# Crystal Beach



## fishing-guru (Feb 2, 2011)

I will be fishing at crystal beach on the 11-12 of may. Will post a report afterward, let me know if anyone else will be down there. I will be there in a white honda oddyssea with a cooler rack on the hitch. Hope to catch bull reds.


----------



## Chief5x5 (Apr 25, 2005)

Acknowledged.


----------



## setxdargel (Jun 8, 2011)

I will be there bro. 

Sent from my C771 using Tapatalk 2


----------



## ETS42 (Oct 27, 2007)

Will be there Fri-Sun.


----------



## fishing-guru (Feb 2, 2011)

The seaweed is looking bad along with the wind.


----------



## monkeyman1 (Dec 30, 2007)

weed was terrible last weekend.


----------



## setxdargel (Jun 8, 2011)

Would not run a line out if ya paid me.Go to Crabfest and have a good weekend!

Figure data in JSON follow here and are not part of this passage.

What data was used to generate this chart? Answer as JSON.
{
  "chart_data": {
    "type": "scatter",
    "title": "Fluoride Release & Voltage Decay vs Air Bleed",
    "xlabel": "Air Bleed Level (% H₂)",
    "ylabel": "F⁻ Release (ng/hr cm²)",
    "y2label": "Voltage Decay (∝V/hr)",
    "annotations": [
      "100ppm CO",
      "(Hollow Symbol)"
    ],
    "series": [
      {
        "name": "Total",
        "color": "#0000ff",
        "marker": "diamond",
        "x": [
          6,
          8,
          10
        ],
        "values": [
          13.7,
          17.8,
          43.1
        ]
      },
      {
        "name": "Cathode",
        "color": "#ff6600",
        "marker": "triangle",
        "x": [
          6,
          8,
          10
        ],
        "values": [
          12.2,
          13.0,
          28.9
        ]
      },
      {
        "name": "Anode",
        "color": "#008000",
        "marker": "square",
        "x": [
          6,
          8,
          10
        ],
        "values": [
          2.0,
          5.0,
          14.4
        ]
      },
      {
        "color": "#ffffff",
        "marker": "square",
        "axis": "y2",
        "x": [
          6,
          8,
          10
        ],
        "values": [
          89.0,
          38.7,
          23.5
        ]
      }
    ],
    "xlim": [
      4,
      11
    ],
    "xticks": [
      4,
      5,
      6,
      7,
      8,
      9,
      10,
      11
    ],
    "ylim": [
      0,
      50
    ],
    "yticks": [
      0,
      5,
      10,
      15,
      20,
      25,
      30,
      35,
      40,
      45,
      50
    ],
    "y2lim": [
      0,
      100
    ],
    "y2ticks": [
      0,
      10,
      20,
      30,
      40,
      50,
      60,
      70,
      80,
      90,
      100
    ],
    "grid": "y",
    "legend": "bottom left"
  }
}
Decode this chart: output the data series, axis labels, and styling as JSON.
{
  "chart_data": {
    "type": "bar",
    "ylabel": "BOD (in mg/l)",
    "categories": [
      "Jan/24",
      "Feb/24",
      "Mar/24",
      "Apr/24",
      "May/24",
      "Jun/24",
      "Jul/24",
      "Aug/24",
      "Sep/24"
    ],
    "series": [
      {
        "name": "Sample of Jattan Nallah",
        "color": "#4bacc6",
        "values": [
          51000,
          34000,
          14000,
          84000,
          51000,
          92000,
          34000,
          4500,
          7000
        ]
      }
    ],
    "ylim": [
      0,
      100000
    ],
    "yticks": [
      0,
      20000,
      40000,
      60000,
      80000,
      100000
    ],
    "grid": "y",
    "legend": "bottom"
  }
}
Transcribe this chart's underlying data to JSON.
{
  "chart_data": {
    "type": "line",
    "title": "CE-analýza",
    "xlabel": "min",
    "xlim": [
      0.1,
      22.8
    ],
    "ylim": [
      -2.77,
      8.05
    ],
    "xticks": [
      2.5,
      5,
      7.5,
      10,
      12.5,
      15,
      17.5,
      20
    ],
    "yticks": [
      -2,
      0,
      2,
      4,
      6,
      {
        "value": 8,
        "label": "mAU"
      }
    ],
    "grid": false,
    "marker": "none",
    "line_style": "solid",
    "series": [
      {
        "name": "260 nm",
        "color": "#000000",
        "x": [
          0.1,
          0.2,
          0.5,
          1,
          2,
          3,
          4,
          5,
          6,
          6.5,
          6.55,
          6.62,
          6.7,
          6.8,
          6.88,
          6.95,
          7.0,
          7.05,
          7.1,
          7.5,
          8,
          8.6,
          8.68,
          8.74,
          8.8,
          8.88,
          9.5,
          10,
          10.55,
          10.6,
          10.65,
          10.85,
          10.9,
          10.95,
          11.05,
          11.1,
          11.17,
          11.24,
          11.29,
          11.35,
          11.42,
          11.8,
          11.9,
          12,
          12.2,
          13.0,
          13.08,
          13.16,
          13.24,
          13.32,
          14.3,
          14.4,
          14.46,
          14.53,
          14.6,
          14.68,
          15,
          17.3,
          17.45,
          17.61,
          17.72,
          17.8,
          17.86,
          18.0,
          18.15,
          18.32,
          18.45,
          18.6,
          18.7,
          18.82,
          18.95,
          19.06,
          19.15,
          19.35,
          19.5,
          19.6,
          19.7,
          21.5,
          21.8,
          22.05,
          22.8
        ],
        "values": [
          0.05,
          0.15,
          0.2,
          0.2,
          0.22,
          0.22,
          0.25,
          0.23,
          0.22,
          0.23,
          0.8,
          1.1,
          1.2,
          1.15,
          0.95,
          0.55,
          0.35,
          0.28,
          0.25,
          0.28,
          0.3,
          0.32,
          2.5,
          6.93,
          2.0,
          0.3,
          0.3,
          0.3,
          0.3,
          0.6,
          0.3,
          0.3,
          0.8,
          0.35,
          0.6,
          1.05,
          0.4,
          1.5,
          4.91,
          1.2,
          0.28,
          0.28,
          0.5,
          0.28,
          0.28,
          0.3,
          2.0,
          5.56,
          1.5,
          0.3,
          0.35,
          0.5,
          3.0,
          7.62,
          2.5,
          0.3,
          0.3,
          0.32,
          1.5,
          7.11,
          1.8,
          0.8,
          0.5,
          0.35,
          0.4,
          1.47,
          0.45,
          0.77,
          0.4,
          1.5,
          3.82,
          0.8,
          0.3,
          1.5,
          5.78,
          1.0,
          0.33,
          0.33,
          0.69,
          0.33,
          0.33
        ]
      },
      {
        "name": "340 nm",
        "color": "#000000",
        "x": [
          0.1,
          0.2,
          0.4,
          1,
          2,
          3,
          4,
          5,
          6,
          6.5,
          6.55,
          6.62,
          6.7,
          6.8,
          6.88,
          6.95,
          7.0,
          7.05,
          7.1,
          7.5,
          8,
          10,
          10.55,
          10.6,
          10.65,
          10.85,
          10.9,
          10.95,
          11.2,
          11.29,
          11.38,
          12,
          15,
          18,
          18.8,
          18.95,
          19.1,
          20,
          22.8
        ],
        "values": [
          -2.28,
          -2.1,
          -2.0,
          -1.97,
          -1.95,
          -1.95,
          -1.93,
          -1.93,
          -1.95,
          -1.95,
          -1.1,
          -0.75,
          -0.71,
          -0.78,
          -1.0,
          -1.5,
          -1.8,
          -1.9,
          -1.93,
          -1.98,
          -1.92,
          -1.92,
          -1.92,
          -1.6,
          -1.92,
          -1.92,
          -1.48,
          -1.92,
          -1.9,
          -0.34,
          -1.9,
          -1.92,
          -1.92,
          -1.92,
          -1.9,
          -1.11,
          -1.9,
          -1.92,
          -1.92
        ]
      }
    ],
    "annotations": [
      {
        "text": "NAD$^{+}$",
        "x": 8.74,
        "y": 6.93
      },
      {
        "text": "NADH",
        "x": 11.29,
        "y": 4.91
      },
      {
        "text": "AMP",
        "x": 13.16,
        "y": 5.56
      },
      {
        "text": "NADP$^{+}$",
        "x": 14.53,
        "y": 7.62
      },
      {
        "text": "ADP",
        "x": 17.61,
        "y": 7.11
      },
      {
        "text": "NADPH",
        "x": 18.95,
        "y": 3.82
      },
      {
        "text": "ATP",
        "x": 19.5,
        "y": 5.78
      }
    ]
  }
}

Sent from my C771 using Tapatalk 2


----------



## Sweet Baby Cletus (Jan 18, 2010)

It was completely unfishable last weekend due to sea weed.


----------



## fishing-guru (Feb 2, 2011)

Not going due to bad weather and seaweed.


----------



## Blake Tyler (Mar 21, 2009)

setxdargel said:


> Would not run a line out if ya paid me.Go to Crabfest and have a good weekend!
> 
> Sent from my C771 using Tapatalk 2


That's what I'll be doing!


----------



## atcNick (Apr 7, 2005)

a 16 year old with a mini van!? I bet the chicks are all over you! LOL, jk man. Good luck!


----------



## fishing-guru (Feb 2, 2011)

The mini van is my moms that my family uses for loading up and going fishing. I drive a 1997 honda accord lx. I'm getting cold air intake in a month.


----------